For now, the situation is “scary,” says Mia Reback, a climate justice organizer with 350 PDX in Portland, Oregon. At the same time, she said, Trump has sparked “a groundswell of people coming into the climate justice movement who are looking to strategically and thoughtfully take action to create political change.” At her organization alone, orientation attendance has increased tenfold since the election.

All along the West Coast, environmentalists are gearing up for an epic fight. Advocates of a clean energy economy talk of building a “thin green line” from California to British Columbia to protect and improve on gains against the spread of fossil fuel infrastructure so that the production, use, and export of oil, coal, and natural gas steadily decline.

The fronts in this war are multiplying—along pipelines and rail lines, in the courts and media, through finance and all levels of government—even as an emboldened fossil fuel industry tries to roll back gains for climate justice and revive stalled infrastructure projects. Opponents are outmatched by the billions of dollars energy companies can throw around, but they are buoyed by an invigorated grassroots effort to stymie the industry and strengthen resistance by local elected officials. And they are aided by economic trends that increasingly favor renewable energy.

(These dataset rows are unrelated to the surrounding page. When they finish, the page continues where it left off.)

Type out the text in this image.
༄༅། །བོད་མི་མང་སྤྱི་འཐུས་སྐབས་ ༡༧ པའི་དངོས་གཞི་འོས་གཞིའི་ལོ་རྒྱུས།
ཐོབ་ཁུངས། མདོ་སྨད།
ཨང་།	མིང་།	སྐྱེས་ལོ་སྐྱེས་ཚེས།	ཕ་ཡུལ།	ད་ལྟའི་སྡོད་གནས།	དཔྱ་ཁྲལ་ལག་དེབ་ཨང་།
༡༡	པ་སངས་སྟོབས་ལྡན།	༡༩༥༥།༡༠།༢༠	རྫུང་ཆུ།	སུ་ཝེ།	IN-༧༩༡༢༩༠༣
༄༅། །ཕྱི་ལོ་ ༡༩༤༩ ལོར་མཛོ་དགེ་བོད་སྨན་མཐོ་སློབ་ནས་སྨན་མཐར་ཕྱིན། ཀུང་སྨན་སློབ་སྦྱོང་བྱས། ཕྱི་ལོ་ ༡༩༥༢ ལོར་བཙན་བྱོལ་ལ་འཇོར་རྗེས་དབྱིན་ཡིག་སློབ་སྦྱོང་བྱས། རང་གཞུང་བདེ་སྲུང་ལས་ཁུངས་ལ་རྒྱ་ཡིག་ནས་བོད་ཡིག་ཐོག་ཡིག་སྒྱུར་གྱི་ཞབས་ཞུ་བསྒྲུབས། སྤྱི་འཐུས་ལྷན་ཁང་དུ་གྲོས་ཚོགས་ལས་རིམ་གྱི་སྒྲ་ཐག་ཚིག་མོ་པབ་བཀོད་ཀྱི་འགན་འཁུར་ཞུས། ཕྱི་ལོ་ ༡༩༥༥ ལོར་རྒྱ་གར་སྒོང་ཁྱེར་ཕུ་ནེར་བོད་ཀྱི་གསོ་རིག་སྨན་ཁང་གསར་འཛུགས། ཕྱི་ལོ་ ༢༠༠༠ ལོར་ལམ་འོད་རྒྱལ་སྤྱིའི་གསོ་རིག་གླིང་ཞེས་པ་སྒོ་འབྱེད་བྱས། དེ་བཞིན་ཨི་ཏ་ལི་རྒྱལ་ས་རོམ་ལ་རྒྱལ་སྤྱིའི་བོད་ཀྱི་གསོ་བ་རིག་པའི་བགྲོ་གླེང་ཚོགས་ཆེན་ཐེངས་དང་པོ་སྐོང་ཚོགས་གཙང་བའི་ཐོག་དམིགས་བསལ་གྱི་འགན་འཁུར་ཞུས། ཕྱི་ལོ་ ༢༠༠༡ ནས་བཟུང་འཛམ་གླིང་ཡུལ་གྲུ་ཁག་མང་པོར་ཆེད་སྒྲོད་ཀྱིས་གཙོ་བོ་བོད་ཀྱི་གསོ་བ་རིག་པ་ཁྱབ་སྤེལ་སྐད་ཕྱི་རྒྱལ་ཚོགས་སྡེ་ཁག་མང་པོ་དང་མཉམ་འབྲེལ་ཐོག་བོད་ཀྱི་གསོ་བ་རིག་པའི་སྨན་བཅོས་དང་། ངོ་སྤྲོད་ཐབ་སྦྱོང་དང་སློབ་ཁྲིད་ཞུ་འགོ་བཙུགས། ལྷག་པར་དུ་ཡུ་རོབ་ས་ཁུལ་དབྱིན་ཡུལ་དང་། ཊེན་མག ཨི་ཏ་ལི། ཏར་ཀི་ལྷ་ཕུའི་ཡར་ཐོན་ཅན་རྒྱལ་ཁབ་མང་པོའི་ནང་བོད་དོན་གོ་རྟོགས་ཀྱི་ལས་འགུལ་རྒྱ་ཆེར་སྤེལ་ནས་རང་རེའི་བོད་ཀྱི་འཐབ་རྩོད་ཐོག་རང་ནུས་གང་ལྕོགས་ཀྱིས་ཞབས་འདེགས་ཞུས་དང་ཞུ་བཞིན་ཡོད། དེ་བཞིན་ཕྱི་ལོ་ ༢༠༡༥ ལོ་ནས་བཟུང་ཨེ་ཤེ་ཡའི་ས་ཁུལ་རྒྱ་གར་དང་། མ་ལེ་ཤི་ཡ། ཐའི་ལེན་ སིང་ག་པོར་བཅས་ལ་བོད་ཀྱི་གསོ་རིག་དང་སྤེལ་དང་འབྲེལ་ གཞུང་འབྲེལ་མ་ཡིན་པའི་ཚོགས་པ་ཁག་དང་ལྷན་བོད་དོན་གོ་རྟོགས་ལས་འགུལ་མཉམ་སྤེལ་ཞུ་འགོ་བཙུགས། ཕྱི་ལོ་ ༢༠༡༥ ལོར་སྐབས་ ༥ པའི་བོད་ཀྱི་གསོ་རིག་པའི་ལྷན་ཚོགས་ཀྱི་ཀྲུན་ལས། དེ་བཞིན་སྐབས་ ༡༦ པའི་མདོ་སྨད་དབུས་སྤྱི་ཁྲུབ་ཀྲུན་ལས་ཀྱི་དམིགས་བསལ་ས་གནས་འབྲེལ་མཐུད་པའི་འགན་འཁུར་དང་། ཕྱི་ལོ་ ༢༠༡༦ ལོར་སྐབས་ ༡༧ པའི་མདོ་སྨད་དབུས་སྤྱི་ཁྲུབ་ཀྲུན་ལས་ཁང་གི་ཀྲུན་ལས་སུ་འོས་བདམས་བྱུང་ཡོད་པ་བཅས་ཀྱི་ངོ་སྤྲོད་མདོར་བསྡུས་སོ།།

Portland and the entire Northwest are key to the fate of the fossil fuel industry simply because of geography, explained Dan Serres, conservation director of Columbia Riverkeeper. The Columbia River, which forms most of the border between Washington and Oregon, is the most accessible shipping point for large flows of oil, coal, and natural gas seeking a deep-water pass. The river’s path also provides the flattest route for trainloads of oil and coal. As such, the Northwest is the gateway between vast energy reserves in the U.S. interior and huge markets in Asia.